I can understand why someone working on a species list of organisms that naturally occur in the wild for a natural resource management or research purpose would want to filter out horticultural plants. There is a handy wild/cultivated check box provided to filter out cultivated observations. As long as that is correctly checked, why can’t people have accurate identification of horticultural plants? What actually survives in local gardens is very different from what the horticultural industry sells locally. Microclimate specific data could save consumers thousands of dollars and encourage people who have given up on gardening.
It is not neccessarily eternal. Many users can leave their opinion in the data quality assessment. So the user just needs to click “organism is wild” to couterbalance the wrong opinion.
That said, I agree on principle: of course we always should look and read carefully before IDing or DQAing or Attributing.
This is because this sort of communication is not properly understood, I think.
Leaving a potted cactus without any further info is what the uploader “says”.
Clicking “cultivated” without further explanation is my response.
In my opinion, this conversation should then go on such as the fist user asking “why?”
If he does so, I will always be happy to provide all the infos in detail.
It is not really easy for a moderate user (and especially newbies) to understand that many people leaving IDs in huge amounts do have a regular day job (often as a biologist), but also a second trying extra job on iNat nobody is even paying for. In this light, it is not in poor taste to just leave a DQA (or an ID for that matter) without any further explanation, but it is a present actually. In many cases it is even professional work performance provided for free.
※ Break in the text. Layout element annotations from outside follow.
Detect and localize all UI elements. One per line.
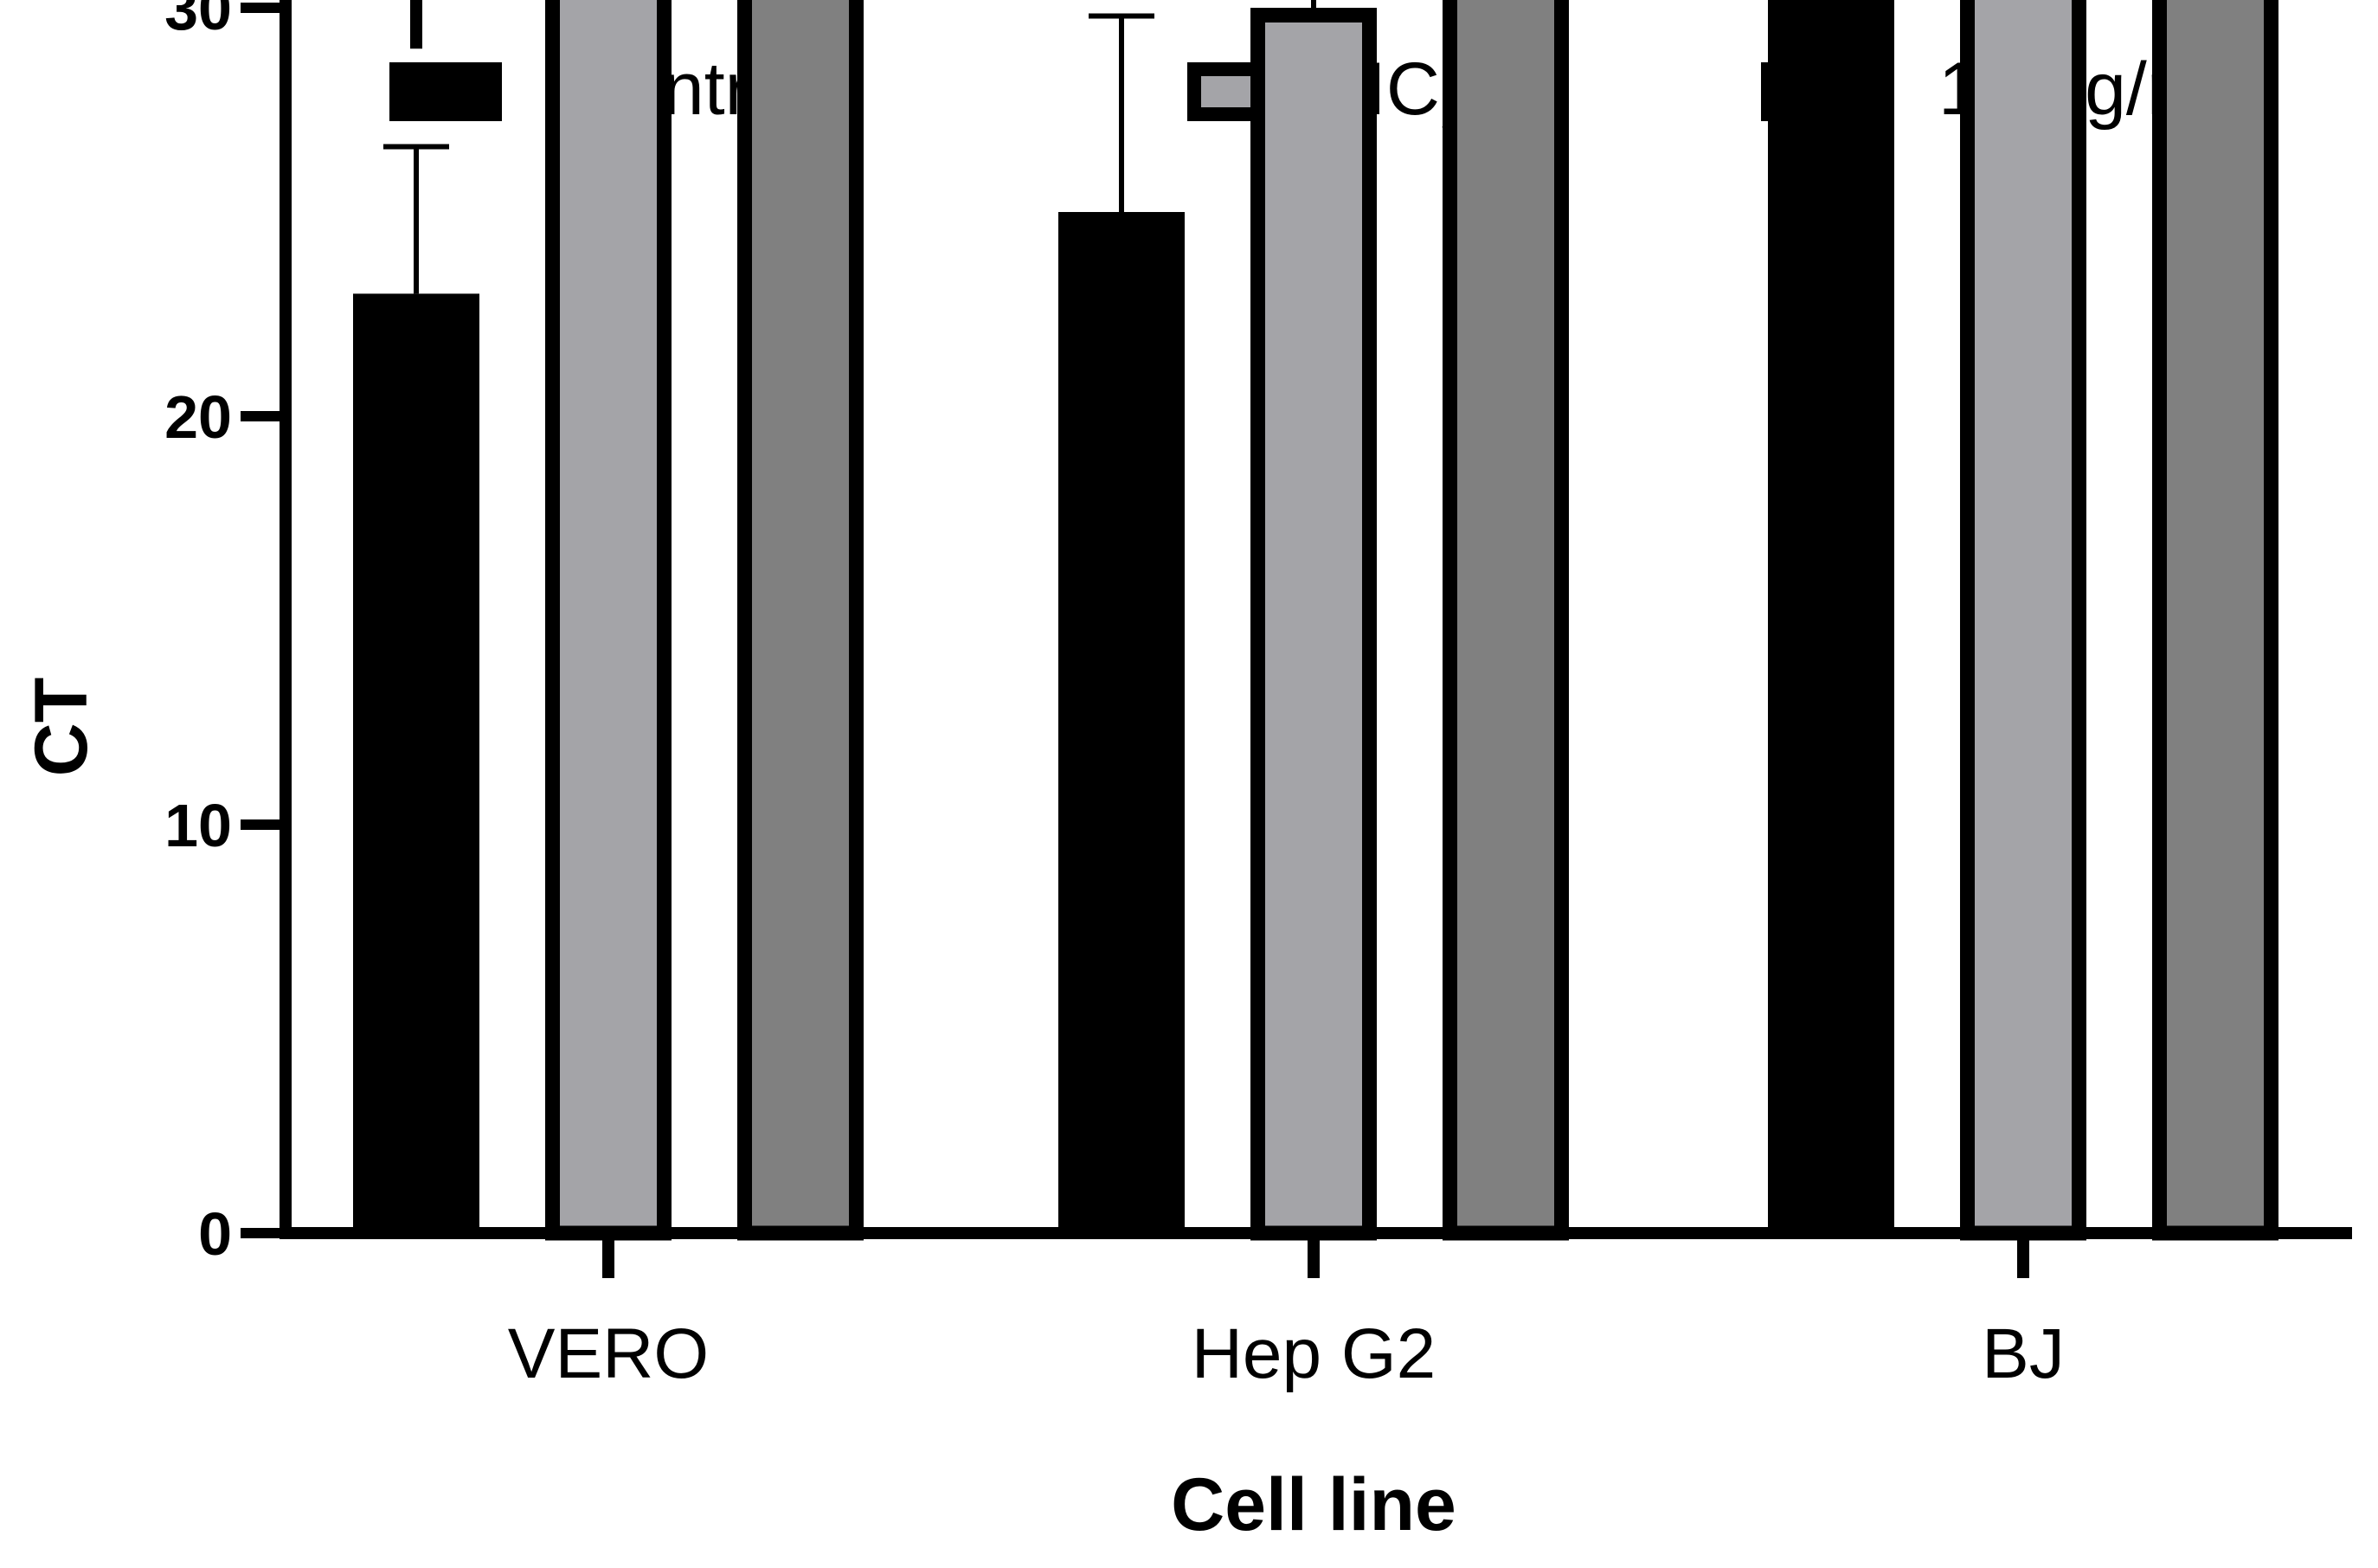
x-axis-title: Cell line (1171, 1463, 1456, 1546)
x-tick-label-0: VERO (508, 1314, 709, 1393)
bars (353, 0, 2278, 1241)
y-axis-title: CT (20, 678, 103, 777)
x-tick-label-1: Hep G2 (1192, 1314, 1436, 1393)
bar-1-0 (545, 0, 672, 1241)
y-tick-label-2: 20 (164, 383, 232, 451)
bar-1-1 (1250, 8, 1377, 1241)
y-tick-label-1: 10 (164, 792, 232, 859)
bar-2-2 (2152, 0, 2278, 1241)
error-bars (383, 0, 1316, 294)
legend-swatch-0 (389, 62, 502, 121)
y-tick-label-0: 0 (198, 1200, 232, 1268)
bar-2-1 (1443, 0, 1569, 1241)
bar-1-2 (1960, 0, 2086, 1241)
bar-0-0 (353, 293, 479, 1233)
x-tick-label-2: BJ (1982, 1314, 2065, 1393)
bar-0-2 (1768, 0, 1894, 1233)
bar-2-0 (737, 0, 864, 1241)
y-tick-label-3: 30 (164, 0, 232, 42)
bar-0-1 (1058, 212, 1185, 1233)
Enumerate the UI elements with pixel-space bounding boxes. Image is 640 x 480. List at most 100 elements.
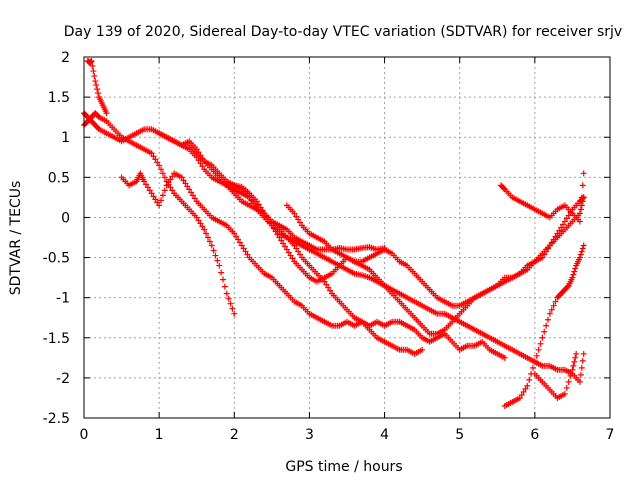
series-track-2 bbox=[81, 110, 238, 317]
data-point bbox=[579, 245, 586, 252]
series-track-3 bbox=[84, 58, 110, 117]
x-tick-label: 3 bbox=[305, 427, 314, 443]
data-point bbox=[419, 346, 426, 353]
data-point bbox=[169, 187, 176, 194]
data-point bbox=[231, 230, 238, 237]
plot-frame bbox=[83, 56, 611, 419]
data-point bbox=[250, 200, 257, 207]
data-point bbox=[161, 187, 168, 194]
data-point bbox=[518, 391, 525, 398]
data-point bbox=[142, 181, 149, 188]
data-point bbox=[265, 216, 272, 223]
data-point bbox=[208, 242, 215, 249]
data-point bbox=[537, 340, 544, 347]
data-point bbox=[263, 213, 270, 220]
data-point bbox=[576, 378, 583, 385]
data-point bbox=[193, 214, 200, 221]
data-point bbox=[261, 210, 268, 217]
data-point bbox=[159, 170, 166, 177]
data-point bbox=[248, 197, 255, 204]
data-point bbox=[180, 177, 187, 184]
data-point bbox=[556, 227, 563, 234]
series-track-9 bbox=[498, 170, 587, 225]
data-point bbox=[167, 176, 174, 183]
data-point bbox=[191, 195, 198, 202]
data-point bbox=[195, 217, 202, 224]
data-point bbox=[189, 192, 196, 199]
data-point bbox=[325, 284, 332, 291]
y-tick-label: 2 bbox=[61, 50, 70, 66]
series-track-4 bbox=[118, 170, 426, 357]
data-point bbox=[244, 251, 251, 258]
data-point bbox=[545, 316, 552, 323]
data-point bbox=[251, 203, 258, 210]
data-point bbox=[558, 224, 565, 231]
data-point bbox=[94, 86, 101, 93]
data-point bbox=[152, 196, 159, 203]
data-point bbox=[92, 78, 99, 85]
data-point bbox=[289, 255, 296, 262]
data-point bbox=[227, 300, 234, 307]
data-point bbox=[103, 110, 110, 117]
data-point bbox=[577, 251, 584, 258]
y-tick-label: -1.5 bbox=[43, 331, 70, 347]
data-point bbox=[548, 306, 555, 313]
data-point bbox=[156, 162, 163, 169]
data-point bbox=[580, 350, 587, 357]
data-point bbox=[579, 357, 586, 364]
data-point bbox=[266, 219, 273, 226]
data-point bbox=[563, 384, 570, 391]
data-point bbox=[578, 194, 585, 201]
data-point bbox=[257, 204, 264, 211]
data-point bbox=[158, 166, 165, 173]
data-point bbox=[500, 185, 507, 192]
data-point bbox=[570, 362, 577, 369]
x-tick-label: 6 bbox=[530, 427, 539, 443]
data-point bbox=[229, 305, 236, 312]
data-point bbox=[150, 193, 157, 200]
data-points bbox=[81, 58, 587, 409]
data-point bbox=[158, 197, 165, 204]
data-point bbox=[526, 376, 533, 383]
data-point bbox=[154, 159, 161, 166]
chart-title: Day 139 of 2020, Sidereal Day-to-day VTE… bbox=[64, 24, 622, 40]
data-point bbox=[522, 385, 529, 392]
data-point bbox=[144, 184, 151, 191]
data-point bbox=[95, 90, 102, 97]
data-point bbox=[167, 184, 174, 191]
data-point bbox=[178, 174, 185, 181]
y-tick-labels: -2.5 -2 -1.5 -1 -0.5 0 0.5 1 1.5 2 bbox=[43, 50, 70, 427]
data-point bbox=[90, 68, 97, 75]
data-point bbox=[255, 201, 262, 208]
data-point bbox=[552, 298, 559, 305]
data-point bbox=[578, 364, 585, 371]
data-point bbox=[236, 239, 243, 246]
x-tick-label: 7 bbox=[606, 427, 615, 443]
data-point bbox=[210, 247, 217, 254]
data-point bbox=[569, 274, 576, 281]
data-point bbox=[280, 240, 287, 247]
data-point bbox=[524, 382, 531, 389]
data-point bbox=[531, 358, 538, 365]
data-point bbox=[278, 237, 285, 244]
data-point bbox=[233, 233, 240, 240]
data-point bbox=[570, 271, 577, 278]
data-point bbox=[291, 210, 298, 217]
data-point bbox=[295, 216, 302, 223]
y-axis-label: SDTVAR / TECUs bbox=[8, 181, 24, 296]
data-point bbox=[195, 157, 202, 164]
data-point bbox=[297, 251, 304, 258]
x-tick-label: 1 bbox=[155, 427, 164, 443]
data-point bbox=[529, 364, 536, 371]
x-tick-label: 2 bbox=[230, 427, 239, 443]
data-point bbox=[571, 268, 578, 275]
data-point bbox=[565, 212, 572, 219]
data-point bbox=[516, 394, 523, 401]
data-point bbox=[285, 249, 292, 256]
data-point bbox=[214, 257, 221, 264]
data-point bbox=[146, 187, 153, 194]
data-point bbox=[240, 245, 247, 252]
data-point bbox=[565, 378, 572, 385]
data-point bbox=[150, 153, 157, 160]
As I said somewhere else: if someone provides an ID or a DQA, even without further explanation, first of all a “Thank You” would be in order.
Guess what is is, before you push it to Not Wild.
Guess ? No.
I’ve only had one observation dismissed as “casual.” I disagree with that assessment but can’t be bothered to fight about it. It was called “casual” because the crabs in the photo had been captured and strung up for market. They were not captive crabs; they were not living in captivity. They were wild crabs that wre captured. There’s a difference. If every captured animal was written off as “casual,” hundreds of thousands of fish observations would be tossed.
https://www.inaturalist.org/observations/228942973
It is quite interesting to see how they are captured and how they are packed together to make a “sarta” (a string of crabs). I went out with a crab lady to see how it’s done. You have to put your arm down the crab hole up to the shoulder. I managed to catch four.
https://www.facebook.com/DocTvEcuador/videos/va-armar-una-sarta-de-cangrejos-vivos/819884062379193/
But you would not want to see a sarta of crabs as the ‘wild’ taxon picture ?
It could be a gray zone case, however imho this is not wild according to the iNaturalist peculiar definition - the crabs do not look like they landed in that place (a fish market?) at that moment out of their own will. And at any rate, they are unlikely to be freed back any time soon :) (a difference with the “insect momentarily kept in hand/in a box just for the needs of the photo” case)
It makes for a great picture, I wouldn’t mind having it for taxon photo - it is quite detailed and eye-pleasing.
I wouldn’t choose it as a taxon photo. The actual taxon photos of this species are better. However, compare it to this photo that was taken on a dock in almost exactly the same place, but was not classified as “casual.”
https://www.inaturalist.org/observations/61811397
Or this photo from a bit further south:
There is no need to fight. Just mark it as wild yourself, there can be more than one vote/opinion in the DQA.
I respect the point of view, but it isn’t my opinion.
Out of self-preservation.
Otherwise I’d have to go and push thousands upon thousands of capured fish back to casual.